Context
Today marked the end of the Home Editing chapter. The focus was on finishing the remaining work, stabilizing the system, and making sure it wouldn’t block future multiplayer support.
Home Editing Completion
I fixed the remaining bugs across the Home_Edit system and brought all related features to a complete, usable state. At this point:
- Placement, movement, surface editing, and removal all behave as intended
- Persistence is reliable
- The Response Menu flows cleanly across all supported actions
This feels like a natural stopping point for Home Editing before shifting focus elsewhere.

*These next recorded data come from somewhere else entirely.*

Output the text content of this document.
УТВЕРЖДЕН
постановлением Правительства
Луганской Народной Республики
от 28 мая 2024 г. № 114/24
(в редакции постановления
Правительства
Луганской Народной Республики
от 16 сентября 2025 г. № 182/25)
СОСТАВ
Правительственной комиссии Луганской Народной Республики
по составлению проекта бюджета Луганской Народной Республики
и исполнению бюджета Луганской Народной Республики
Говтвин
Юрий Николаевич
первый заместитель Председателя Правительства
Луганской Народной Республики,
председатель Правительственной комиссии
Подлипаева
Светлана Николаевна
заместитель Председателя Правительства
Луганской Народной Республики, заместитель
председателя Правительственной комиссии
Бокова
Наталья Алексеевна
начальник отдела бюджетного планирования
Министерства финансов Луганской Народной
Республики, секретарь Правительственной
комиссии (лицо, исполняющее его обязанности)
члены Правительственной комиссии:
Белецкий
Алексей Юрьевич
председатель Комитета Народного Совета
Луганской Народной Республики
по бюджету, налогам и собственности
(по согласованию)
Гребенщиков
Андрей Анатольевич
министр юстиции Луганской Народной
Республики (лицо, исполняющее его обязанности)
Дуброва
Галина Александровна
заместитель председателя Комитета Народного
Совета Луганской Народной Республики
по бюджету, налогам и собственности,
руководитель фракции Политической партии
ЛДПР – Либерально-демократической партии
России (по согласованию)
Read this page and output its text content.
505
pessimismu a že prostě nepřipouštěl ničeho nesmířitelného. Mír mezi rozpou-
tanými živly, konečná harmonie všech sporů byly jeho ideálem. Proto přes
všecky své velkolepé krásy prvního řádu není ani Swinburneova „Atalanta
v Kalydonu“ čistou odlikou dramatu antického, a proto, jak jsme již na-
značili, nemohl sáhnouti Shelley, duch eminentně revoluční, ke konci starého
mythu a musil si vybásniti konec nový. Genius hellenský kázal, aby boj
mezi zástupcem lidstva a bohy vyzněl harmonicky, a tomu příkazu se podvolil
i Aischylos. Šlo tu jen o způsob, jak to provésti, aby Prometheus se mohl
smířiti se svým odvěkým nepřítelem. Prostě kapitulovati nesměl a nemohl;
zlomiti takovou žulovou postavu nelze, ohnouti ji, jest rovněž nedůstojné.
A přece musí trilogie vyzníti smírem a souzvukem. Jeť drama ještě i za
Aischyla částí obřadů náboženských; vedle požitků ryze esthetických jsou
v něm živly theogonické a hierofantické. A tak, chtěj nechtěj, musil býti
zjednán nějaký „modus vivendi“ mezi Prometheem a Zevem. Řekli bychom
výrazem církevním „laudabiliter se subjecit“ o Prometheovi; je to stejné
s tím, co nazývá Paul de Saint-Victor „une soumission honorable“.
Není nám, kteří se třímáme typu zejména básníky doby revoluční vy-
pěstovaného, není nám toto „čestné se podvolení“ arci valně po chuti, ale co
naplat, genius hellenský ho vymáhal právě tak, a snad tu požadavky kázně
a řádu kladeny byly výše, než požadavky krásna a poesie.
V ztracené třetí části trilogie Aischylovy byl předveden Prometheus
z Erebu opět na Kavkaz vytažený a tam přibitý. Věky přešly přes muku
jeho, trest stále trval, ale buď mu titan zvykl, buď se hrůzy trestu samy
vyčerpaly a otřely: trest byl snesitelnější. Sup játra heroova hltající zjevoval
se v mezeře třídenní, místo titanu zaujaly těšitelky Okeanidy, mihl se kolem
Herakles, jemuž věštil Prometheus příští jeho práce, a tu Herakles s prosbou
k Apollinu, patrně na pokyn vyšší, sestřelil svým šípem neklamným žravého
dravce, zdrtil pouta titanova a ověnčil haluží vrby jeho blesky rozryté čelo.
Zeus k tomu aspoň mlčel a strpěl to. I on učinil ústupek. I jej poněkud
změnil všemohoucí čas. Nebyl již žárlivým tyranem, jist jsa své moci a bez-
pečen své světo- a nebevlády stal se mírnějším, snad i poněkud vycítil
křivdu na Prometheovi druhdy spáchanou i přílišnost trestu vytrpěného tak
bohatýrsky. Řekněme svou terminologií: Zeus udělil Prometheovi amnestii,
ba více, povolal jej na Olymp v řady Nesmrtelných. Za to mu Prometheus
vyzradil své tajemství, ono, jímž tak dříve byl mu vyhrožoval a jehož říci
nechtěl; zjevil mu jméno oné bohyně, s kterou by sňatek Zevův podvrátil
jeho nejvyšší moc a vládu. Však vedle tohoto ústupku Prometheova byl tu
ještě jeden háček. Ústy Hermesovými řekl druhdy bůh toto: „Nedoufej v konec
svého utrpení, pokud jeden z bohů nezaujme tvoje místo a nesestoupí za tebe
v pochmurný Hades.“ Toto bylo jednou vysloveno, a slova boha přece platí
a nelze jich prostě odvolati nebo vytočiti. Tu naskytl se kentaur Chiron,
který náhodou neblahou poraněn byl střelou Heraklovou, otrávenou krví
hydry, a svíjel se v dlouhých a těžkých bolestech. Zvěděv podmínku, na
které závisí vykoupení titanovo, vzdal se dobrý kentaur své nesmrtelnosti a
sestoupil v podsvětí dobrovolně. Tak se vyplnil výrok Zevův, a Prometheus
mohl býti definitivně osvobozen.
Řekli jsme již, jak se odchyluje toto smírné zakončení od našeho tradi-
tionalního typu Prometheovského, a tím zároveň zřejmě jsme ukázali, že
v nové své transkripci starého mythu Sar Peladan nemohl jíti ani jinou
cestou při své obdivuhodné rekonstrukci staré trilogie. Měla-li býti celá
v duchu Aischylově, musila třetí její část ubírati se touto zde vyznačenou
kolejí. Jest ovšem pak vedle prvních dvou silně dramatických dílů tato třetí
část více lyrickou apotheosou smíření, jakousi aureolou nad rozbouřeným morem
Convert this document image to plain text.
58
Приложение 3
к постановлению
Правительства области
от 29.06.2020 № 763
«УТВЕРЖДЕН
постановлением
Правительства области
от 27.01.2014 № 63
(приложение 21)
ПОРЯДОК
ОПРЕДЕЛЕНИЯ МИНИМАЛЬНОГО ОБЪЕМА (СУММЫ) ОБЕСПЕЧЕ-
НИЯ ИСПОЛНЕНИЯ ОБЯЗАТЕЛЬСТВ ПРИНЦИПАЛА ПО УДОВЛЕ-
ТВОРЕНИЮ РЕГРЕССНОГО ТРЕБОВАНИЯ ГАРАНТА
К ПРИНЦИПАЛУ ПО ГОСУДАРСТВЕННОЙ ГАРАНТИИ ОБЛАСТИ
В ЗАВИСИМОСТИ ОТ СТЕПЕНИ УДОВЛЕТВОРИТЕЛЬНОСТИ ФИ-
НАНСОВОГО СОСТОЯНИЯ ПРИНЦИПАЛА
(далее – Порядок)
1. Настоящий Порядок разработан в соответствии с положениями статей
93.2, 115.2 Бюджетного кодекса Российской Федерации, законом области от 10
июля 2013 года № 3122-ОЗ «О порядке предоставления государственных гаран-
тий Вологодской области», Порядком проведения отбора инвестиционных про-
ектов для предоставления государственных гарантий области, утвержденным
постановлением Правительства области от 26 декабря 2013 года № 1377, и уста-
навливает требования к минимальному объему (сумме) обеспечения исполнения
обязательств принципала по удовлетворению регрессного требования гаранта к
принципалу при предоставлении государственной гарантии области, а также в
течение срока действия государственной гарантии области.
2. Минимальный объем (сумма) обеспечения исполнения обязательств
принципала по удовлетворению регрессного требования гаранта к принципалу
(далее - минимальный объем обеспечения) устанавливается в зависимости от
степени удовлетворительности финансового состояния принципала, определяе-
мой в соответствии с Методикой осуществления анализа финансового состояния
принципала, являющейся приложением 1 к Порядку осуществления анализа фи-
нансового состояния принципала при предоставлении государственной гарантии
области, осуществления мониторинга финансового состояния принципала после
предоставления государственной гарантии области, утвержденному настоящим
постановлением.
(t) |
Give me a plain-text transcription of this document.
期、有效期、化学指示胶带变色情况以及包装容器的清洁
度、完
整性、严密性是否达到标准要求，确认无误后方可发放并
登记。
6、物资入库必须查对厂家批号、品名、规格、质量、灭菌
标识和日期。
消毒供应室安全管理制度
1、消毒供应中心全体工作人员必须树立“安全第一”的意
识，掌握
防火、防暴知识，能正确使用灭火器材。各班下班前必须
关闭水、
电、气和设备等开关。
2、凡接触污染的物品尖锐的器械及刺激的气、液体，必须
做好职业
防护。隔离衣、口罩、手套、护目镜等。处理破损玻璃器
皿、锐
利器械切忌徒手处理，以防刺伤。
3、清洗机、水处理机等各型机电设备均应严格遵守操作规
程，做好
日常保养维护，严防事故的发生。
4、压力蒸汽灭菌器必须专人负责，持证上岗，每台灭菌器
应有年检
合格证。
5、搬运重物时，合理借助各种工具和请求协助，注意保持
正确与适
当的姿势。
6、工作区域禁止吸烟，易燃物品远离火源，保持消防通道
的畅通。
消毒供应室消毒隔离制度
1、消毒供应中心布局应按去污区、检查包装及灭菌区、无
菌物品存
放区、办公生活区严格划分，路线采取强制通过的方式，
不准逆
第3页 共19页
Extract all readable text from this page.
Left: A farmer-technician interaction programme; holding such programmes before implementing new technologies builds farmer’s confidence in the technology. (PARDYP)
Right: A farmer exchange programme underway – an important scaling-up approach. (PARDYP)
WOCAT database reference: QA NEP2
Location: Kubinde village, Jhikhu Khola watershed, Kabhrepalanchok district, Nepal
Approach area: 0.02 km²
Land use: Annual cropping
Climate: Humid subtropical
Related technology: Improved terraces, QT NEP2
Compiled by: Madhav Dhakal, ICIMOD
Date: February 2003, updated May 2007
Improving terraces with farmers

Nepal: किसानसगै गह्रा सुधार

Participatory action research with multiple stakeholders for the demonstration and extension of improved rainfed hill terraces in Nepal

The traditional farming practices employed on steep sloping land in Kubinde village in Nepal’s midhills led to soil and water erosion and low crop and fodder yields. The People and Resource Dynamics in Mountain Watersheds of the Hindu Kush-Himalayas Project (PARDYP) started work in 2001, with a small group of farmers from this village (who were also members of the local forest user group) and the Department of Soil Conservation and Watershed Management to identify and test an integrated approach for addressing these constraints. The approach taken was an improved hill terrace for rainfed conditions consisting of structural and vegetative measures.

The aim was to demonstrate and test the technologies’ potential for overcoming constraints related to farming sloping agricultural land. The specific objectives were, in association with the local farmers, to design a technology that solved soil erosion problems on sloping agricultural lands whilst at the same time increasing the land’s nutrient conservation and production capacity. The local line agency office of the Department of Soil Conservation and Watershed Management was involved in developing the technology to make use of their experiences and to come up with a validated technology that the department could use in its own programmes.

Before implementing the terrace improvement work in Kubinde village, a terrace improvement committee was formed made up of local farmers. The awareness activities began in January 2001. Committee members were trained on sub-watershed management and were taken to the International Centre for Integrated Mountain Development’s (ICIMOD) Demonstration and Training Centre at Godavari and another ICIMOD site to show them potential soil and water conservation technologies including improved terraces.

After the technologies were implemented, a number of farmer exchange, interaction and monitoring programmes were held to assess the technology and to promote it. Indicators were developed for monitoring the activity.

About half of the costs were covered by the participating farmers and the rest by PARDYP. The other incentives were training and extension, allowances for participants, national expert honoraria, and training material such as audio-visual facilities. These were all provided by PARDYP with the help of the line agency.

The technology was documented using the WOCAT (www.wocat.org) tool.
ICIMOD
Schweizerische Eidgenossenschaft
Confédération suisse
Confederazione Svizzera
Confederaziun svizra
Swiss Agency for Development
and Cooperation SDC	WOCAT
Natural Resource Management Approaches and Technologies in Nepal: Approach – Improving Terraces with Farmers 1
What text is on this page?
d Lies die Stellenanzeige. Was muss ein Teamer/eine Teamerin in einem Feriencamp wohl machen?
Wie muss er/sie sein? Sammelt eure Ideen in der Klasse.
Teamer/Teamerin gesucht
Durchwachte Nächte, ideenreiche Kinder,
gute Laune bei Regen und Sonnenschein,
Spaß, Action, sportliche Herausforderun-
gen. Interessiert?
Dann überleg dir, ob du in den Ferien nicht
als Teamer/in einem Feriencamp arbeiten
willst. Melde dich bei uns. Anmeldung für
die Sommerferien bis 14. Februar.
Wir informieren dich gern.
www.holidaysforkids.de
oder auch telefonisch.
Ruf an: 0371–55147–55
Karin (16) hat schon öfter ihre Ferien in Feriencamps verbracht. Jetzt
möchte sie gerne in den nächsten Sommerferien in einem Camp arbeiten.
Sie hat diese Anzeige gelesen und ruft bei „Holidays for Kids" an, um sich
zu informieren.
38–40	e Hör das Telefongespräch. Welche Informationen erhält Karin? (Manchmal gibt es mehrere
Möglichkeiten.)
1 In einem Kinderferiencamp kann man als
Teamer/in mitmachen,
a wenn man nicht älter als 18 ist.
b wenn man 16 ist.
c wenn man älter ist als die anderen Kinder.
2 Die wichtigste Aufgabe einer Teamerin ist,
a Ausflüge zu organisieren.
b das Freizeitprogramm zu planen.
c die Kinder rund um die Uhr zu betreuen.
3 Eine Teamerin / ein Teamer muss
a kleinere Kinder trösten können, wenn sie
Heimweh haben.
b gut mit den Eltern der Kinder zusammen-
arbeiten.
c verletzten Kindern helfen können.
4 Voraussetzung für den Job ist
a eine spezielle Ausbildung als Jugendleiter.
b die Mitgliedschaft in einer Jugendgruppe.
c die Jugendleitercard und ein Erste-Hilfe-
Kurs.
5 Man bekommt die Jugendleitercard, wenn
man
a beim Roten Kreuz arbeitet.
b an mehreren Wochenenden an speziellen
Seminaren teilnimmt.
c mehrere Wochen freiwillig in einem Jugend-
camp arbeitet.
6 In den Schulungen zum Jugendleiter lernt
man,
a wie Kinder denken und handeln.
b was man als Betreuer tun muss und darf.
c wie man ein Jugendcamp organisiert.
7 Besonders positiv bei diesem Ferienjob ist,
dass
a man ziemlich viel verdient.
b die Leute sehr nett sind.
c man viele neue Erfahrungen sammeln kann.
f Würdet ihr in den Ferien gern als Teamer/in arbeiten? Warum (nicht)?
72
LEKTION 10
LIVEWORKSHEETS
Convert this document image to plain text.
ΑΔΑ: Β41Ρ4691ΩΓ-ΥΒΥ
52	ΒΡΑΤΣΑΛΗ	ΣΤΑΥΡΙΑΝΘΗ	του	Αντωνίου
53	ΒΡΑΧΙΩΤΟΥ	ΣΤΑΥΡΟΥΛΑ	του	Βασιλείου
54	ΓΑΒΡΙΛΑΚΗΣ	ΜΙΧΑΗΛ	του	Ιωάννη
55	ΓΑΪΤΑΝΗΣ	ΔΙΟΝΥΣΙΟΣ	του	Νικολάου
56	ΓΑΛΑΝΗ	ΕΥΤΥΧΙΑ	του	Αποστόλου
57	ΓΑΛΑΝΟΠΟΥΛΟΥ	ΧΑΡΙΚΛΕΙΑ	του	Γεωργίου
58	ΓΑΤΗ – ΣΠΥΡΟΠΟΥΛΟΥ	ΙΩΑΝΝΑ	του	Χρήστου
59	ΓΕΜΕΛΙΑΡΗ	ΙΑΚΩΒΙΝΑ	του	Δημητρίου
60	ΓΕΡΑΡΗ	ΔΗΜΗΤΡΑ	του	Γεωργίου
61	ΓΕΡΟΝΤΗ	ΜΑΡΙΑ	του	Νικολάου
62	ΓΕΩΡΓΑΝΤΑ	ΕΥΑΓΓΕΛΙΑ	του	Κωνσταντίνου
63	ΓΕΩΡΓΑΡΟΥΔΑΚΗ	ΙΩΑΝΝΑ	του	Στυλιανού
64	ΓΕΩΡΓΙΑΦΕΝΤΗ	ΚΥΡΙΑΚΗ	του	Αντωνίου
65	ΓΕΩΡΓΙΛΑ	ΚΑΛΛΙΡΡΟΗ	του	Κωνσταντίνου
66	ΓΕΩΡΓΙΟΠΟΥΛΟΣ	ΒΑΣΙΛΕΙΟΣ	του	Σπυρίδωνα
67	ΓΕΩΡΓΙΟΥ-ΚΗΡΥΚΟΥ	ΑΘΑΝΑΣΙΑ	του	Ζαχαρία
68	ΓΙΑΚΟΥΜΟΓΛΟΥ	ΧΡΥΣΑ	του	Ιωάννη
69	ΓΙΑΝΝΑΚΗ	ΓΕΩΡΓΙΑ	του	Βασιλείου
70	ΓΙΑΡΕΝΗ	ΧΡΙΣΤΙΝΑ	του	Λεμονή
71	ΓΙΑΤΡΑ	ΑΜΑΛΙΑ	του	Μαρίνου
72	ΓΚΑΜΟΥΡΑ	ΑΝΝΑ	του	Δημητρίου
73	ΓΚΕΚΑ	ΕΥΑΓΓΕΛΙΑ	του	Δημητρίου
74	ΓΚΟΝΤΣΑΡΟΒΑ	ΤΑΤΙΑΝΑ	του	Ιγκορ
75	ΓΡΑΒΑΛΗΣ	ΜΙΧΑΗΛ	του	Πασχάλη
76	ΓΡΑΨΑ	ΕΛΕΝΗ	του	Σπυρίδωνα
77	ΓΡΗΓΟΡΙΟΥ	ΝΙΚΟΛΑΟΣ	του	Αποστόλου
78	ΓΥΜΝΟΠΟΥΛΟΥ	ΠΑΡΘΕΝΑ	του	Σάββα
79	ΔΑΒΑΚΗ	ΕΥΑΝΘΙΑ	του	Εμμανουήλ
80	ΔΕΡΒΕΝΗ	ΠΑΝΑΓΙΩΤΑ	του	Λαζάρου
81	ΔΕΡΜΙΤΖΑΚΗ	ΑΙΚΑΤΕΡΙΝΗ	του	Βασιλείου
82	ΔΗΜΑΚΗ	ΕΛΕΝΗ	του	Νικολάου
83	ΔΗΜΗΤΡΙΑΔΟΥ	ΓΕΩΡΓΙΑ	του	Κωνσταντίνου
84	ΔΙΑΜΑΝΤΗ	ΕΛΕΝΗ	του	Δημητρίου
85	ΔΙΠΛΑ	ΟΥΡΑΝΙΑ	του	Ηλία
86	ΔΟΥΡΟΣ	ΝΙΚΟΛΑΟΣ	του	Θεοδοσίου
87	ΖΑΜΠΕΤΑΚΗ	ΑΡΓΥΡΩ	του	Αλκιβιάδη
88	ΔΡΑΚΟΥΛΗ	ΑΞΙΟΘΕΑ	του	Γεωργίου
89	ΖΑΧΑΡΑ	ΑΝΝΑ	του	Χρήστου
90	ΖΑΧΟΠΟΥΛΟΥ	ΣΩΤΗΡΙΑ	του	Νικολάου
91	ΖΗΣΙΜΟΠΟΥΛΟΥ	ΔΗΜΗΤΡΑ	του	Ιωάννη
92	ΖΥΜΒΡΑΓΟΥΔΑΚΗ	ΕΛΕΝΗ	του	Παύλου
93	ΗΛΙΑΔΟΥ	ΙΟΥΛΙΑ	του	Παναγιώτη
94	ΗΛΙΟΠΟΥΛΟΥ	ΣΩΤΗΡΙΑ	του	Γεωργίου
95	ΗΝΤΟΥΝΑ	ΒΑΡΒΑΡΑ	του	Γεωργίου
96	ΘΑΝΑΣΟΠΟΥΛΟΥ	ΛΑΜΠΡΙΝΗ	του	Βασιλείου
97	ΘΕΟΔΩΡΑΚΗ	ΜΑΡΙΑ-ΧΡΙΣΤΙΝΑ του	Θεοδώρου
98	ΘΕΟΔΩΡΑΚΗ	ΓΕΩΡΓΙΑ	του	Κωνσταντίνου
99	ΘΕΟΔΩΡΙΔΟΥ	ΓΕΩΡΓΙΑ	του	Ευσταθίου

Pre-Emptive Multiplayer Refactoring
With Home Editing complete, I moved on to pre-emptive refactoring for multiplayer. The main addition here was a system for managing login grants:
- Initial loadouts can now be changed centrally
- Makes testing significantly easier
- Will be useful for structured playtests and beta testers
This also sets the groundwork for handling different player states in multiplayer scenarios.
Bug Cleanup Across Systems
I also took time to fix bugs that had surfaced in other systems as a side effect of the Home work:
- Farming
- Tools
- Crafting
These were mostly regressions caused by shared components being extended during Home development.

Summary
What I accomplished:
- Completed the Home Editing feature set.
- Fixed remaining Home_Edit bugs.
- Implemented a login grants system for testing and multiplayer prep.
- Cleaned up regressions across farming, tools, and crafting.
What I learned:
- Large feature chapters benefit from a clear end point.
- Multiplayer concerns should be addressed early, even if multiplayer comes later.
- Feature work almost always creates downstream bugs that need intentional cleanup.